JavaScript object Java Tree
const o = {}; Tree o = new Tree();
o.a = 5; o.put("a", 5);
o.a o.get("a", 0) (with a default) — or o.get("a") (a child Tree, or null)
o.user.name o.get("user.name", "") (JSON path)
o.list = [1, 2, 3]; o.putList("list").add(1).add(2).add(3);
o.child = {}; Tree child = o.putMap("child");
o.arr.push({ ... }) o.putList("arr").addMap() (append a new object, returns it)
for (const x of o.arr) for (Tree x : o.get("arr"))
Object.keys(o).length o.size()
"a" in o o.get("a") != null
JSON.stringify(o, null, 2) o.toString() (pretty) — o.toString(false) (compact)

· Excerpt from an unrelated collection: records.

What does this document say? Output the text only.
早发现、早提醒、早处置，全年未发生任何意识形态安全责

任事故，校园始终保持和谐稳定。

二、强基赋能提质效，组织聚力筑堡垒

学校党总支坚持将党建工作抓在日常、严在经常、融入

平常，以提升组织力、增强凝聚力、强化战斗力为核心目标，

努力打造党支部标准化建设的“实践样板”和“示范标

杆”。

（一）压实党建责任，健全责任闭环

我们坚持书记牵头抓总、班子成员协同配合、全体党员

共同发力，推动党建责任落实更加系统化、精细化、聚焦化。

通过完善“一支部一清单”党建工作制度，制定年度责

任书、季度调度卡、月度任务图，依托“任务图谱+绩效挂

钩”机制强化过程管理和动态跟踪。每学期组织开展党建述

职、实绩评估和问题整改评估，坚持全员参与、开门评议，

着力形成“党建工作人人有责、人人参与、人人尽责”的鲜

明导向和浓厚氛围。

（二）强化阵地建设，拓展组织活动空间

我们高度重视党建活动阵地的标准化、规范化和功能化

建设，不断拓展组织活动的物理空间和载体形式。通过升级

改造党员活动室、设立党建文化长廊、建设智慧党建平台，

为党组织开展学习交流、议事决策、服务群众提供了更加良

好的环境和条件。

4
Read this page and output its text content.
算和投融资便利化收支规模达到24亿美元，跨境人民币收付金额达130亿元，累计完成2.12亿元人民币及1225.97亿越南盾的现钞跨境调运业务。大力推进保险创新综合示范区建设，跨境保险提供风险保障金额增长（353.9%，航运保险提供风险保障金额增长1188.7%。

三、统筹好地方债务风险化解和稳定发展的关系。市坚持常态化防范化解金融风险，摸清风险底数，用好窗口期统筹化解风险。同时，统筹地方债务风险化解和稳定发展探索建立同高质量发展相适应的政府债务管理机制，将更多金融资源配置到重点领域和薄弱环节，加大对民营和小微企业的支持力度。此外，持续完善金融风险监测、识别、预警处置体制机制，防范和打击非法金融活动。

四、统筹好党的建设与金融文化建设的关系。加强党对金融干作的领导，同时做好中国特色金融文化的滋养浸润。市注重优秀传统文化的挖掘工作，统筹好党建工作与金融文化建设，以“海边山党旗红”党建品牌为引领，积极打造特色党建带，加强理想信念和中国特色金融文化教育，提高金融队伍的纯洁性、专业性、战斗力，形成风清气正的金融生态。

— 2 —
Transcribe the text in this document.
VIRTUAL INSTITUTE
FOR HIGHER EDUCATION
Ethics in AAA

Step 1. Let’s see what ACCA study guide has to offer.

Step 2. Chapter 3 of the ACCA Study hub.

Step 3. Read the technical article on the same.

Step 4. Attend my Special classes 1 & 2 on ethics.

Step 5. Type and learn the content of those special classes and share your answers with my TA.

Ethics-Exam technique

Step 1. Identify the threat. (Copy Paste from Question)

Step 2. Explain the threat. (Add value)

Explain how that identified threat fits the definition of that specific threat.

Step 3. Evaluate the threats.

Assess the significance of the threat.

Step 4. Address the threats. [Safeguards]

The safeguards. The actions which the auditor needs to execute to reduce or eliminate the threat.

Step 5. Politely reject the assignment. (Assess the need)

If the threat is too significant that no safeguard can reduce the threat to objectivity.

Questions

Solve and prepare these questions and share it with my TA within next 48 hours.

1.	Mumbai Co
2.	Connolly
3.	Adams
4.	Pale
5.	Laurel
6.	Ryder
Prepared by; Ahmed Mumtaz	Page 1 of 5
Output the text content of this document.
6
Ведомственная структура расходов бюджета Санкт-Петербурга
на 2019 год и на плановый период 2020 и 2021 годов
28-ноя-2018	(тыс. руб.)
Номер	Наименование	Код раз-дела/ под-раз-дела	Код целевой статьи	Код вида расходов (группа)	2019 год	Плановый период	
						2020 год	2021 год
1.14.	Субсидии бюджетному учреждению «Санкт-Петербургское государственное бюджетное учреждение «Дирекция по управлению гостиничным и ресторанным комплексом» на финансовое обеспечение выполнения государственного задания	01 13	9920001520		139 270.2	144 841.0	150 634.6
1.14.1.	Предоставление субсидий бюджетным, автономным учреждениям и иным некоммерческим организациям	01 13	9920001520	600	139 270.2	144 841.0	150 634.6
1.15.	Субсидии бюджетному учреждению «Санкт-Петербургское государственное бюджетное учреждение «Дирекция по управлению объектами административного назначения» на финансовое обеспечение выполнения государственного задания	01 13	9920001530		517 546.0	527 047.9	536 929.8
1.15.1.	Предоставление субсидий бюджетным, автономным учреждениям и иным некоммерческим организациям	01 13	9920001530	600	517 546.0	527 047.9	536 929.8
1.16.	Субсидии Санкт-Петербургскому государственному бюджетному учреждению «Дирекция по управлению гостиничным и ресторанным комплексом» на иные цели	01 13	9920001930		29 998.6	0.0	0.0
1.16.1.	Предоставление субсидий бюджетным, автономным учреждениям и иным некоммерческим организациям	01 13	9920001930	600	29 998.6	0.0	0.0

# Reading values — ask for the type you want

ctx.params is statically typed JSON, so each getter takes a default that is returned when the key is missing or not convertible. This replaces the JavaScript habit of reading ctx.params.a directly:

String  name   = ctx.params.get("name", "anonymous");
int     age    = ctx.params.get("age", 0);
long    millis = ctx.params.get("ts", 0L);
boolean vip    = ctx.params.get("vip", false);
double  score  = ctx.params.get("score", 0d);

Without a default you get the child node itself — useful for presence checks and explicit conversion:

Tree a = ctx.params.get("a");   // null when the key is absent
if (a == null) {
    // missing
}
int value = a.asInteger();      // also: asString(), asLong(), asBoolean(), asDouble()...

# Building a response

An Action returns a Tree (or a primitive, which Moleculer wraps for you):

Tree out = new Tree();
out.put("ok", true);
out.putList("items").add("a").add("b");
Tree user = out.putMap("user");
user.put("name", "Alice");
return out;
// -> { "ok": true, "items": ["a", "b"], "user": { "name": "Alice" } }

# Metadata

The request metadata (ctx.meta in Node.js) travels alongside the params; reach it with getMeta():

Tree meta = ctx.params.getMeta();      // the "meta" block of the request
String lang = meta.get("lang", "en");

See Data types & features for how metadata crosses the wire.

# Keep it JSON-safe

Across the language boundary, stick to JSON types — objects/maps, arrays/lists, numbers, strings, booleans and null — and everything round-trips intact. java.util.Date, POJOs and other Java-only types do not survive as themselves on the Node.js side; see Data types & features for the full compatibility reference.